The Cardinal meditated deeply.
"The world is ill arranged," he said slowly; "my brother Louis would have made a far better Churchman than I. And strange it is to think that but a year ago the knights and chief councillors of Courtland came to me to propose that, because of his bodily weakness, my brother should be deposed and that I should take over the government and direction of affairs."
He went on without noticing the colour rising in Joan's cheek, smiling a little to himself and talking with more animation.

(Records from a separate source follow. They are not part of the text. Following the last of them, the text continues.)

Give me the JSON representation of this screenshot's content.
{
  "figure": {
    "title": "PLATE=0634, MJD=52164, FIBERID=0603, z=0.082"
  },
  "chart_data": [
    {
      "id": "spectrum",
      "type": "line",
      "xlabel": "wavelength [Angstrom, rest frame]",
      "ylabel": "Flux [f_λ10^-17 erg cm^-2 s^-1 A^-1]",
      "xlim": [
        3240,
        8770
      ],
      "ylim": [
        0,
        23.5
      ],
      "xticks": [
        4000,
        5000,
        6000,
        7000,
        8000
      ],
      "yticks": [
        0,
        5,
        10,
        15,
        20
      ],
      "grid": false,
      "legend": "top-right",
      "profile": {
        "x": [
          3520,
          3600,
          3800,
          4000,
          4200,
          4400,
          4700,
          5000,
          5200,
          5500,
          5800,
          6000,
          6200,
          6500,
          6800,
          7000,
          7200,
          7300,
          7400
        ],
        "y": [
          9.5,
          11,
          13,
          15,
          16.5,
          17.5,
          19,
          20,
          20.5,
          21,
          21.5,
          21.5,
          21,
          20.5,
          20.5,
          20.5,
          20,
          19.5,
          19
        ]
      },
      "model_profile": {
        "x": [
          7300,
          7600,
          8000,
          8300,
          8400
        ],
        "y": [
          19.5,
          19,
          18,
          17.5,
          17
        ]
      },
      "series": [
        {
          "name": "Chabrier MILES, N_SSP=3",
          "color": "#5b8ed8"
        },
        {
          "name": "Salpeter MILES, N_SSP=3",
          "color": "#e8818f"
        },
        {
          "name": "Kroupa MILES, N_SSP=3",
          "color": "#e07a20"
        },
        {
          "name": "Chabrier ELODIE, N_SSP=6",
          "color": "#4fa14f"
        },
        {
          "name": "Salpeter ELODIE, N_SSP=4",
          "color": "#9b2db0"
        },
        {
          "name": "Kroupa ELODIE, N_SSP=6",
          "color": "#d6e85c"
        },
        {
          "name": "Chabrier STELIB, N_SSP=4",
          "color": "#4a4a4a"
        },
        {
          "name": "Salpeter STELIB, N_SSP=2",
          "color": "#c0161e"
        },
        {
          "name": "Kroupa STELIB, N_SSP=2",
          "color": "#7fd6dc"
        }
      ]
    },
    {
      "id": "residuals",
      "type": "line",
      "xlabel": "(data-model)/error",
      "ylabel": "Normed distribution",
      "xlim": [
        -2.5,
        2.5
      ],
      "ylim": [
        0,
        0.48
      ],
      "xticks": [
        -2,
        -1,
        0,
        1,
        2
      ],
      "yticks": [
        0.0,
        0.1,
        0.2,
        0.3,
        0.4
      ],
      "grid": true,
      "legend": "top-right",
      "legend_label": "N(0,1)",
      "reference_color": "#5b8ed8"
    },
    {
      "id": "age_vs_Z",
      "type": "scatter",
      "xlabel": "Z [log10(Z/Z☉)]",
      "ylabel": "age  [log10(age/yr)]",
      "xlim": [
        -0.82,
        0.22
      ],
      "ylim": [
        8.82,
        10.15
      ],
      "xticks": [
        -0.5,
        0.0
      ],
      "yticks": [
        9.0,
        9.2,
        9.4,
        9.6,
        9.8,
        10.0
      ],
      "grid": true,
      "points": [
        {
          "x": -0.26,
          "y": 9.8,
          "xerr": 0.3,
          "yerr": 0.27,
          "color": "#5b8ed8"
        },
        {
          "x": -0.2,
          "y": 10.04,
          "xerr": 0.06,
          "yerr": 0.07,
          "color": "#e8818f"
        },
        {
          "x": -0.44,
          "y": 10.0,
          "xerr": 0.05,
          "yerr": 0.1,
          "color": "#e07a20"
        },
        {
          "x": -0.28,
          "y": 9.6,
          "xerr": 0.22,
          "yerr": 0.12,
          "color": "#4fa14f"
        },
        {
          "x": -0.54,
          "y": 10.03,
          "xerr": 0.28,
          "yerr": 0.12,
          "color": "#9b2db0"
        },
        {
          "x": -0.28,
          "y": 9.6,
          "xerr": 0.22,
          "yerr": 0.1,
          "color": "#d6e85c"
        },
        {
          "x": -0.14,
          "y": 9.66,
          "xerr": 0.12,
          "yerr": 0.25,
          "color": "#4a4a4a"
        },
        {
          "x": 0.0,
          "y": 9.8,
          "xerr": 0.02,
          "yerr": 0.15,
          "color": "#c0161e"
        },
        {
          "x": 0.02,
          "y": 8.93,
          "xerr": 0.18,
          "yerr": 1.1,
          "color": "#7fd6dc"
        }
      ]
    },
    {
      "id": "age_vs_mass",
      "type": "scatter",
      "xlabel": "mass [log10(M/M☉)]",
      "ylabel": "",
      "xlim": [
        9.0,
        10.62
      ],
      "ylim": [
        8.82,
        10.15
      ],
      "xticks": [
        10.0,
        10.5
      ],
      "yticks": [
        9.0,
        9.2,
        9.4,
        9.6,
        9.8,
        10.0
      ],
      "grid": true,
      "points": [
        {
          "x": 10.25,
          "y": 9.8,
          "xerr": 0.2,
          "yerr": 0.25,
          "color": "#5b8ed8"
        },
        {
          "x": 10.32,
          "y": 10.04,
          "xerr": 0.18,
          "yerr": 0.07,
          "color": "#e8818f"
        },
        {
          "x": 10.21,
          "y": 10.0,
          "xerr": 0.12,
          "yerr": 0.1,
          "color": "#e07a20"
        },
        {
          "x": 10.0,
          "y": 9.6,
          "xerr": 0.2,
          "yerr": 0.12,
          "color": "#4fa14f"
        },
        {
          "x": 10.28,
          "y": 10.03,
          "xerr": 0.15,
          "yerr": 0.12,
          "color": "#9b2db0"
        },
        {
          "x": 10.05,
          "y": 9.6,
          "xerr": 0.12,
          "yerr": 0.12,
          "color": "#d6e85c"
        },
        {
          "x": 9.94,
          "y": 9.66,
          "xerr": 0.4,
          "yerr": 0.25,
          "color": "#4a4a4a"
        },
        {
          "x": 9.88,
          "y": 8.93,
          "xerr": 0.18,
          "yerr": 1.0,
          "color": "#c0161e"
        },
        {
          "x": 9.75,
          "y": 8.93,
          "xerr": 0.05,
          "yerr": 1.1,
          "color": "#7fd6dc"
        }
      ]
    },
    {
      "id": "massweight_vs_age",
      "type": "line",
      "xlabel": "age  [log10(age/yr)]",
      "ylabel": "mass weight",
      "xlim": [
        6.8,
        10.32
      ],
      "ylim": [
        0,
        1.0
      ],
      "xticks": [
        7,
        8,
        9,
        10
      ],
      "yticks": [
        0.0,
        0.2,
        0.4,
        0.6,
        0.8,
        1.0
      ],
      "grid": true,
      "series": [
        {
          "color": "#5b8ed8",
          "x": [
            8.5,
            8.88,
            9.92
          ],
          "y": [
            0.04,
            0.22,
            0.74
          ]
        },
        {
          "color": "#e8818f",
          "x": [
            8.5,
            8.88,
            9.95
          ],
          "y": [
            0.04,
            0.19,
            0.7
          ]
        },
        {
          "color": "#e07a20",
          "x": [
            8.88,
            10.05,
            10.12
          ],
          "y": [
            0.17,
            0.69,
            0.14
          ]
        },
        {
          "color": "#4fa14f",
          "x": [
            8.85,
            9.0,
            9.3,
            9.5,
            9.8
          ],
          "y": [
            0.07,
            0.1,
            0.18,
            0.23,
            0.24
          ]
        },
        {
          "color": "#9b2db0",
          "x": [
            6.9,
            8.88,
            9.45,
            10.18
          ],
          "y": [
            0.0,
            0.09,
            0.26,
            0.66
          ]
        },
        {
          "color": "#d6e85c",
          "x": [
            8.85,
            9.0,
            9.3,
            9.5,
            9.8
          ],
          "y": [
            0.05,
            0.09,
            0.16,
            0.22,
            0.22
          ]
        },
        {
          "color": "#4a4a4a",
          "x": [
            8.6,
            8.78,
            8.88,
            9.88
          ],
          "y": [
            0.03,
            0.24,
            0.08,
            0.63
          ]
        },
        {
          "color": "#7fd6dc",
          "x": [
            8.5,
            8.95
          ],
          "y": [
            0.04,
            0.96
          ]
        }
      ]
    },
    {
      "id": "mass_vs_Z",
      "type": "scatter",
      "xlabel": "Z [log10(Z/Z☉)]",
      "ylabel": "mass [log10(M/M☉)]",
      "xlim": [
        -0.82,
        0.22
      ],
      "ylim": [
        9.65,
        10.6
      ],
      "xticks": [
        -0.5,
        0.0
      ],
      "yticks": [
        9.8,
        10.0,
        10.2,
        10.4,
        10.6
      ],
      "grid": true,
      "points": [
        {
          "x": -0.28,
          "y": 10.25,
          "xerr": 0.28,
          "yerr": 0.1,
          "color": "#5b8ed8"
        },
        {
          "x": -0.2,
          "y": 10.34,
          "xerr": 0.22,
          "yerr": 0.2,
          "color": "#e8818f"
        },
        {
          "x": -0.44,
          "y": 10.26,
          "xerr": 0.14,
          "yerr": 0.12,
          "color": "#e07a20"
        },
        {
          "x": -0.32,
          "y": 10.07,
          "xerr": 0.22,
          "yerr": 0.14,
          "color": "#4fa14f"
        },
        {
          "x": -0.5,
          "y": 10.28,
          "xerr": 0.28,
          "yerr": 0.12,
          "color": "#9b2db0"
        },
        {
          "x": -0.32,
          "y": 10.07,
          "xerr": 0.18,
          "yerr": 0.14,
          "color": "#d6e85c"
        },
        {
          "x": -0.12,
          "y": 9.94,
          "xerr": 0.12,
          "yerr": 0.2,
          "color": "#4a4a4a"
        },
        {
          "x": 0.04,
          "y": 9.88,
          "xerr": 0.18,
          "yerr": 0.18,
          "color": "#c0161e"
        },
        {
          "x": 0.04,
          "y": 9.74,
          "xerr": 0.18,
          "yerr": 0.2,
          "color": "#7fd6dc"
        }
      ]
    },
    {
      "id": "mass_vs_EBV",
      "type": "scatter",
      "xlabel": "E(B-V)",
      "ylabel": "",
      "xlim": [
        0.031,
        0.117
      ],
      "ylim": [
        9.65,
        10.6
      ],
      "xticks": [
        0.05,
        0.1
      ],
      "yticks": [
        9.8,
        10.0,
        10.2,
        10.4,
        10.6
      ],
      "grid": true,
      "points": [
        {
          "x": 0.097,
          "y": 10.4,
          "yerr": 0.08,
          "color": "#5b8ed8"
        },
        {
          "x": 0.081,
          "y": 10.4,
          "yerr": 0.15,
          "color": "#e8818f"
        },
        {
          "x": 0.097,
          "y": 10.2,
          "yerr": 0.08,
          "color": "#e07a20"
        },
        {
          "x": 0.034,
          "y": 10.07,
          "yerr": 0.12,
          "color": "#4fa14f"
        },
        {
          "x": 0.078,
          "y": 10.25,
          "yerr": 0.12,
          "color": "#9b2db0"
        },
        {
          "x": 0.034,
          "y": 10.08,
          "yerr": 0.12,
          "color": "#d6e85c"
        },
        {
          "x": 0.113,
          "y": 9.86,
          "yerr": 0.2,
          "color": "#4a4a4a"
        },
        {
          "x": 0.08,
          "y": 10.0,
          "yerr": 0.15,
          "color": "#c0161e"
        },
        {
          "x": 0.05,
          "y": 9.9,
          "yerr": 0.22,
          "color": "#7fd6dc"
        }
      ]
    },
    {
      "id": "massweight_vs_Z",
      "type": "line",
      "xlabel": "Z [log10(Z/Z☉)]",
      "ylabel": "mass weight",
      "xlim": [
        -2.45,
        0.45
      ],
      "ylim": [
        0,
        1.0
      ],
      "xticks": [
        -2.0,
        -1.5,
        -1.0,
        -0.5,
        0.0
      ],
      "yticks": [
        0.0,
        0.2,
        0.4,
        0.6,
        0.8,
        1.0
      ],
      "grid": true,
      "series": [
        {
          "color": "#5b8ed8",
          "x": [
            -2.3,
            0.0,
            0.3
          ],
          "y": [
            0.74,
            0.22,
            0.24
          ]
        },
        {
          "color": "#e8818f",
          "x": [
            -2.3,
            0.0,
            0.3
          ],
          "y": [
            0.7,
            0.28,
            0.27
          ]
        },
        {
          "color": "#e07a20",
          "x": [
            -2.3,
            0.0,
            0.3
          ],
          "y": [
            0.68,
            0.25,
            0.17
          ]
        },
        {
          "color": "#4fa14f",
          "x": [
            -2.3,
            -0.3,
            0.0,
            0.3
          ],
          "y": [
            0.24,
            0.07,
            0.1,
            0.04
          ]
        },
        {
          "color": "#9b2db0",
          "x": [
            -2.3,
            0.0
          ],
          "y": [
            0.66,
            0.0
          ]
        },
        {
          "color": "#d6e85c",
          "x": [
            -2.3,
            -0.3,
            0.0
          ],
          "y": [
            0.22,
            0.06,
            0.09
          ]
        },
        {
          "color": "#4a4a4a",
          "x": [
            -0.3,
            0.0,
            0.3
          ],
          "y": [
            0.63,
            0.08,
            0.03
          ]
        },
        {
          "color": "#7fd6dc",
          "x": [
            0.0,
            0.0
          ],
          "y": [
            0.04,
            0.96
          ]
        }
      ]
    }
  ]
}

"Then, had I assented, my brother might have been walking here with tonsured head by your side, while I would doubtless have been knocking at the gates of Kernsberg, seeking at the spear's point for a runaway bride."
"Nay!" cried Joan, with sudden vehemence; "that would you not – "
And as suddenly she stopped, stricken dumb by the sound of her own words.
The Prince turned his head full upon her. He saw a face all suffused with hot blushes, haughtiest pride struggling with angry tears in eyes that fairly blazed upon him, and a slender figure drawn up into an attitude of defiance – at sight of all which something took him instantly by the throat.
"You mean – you mean – " he stammered, and for a moment was silent. "For God's sake, tell me what you mean!"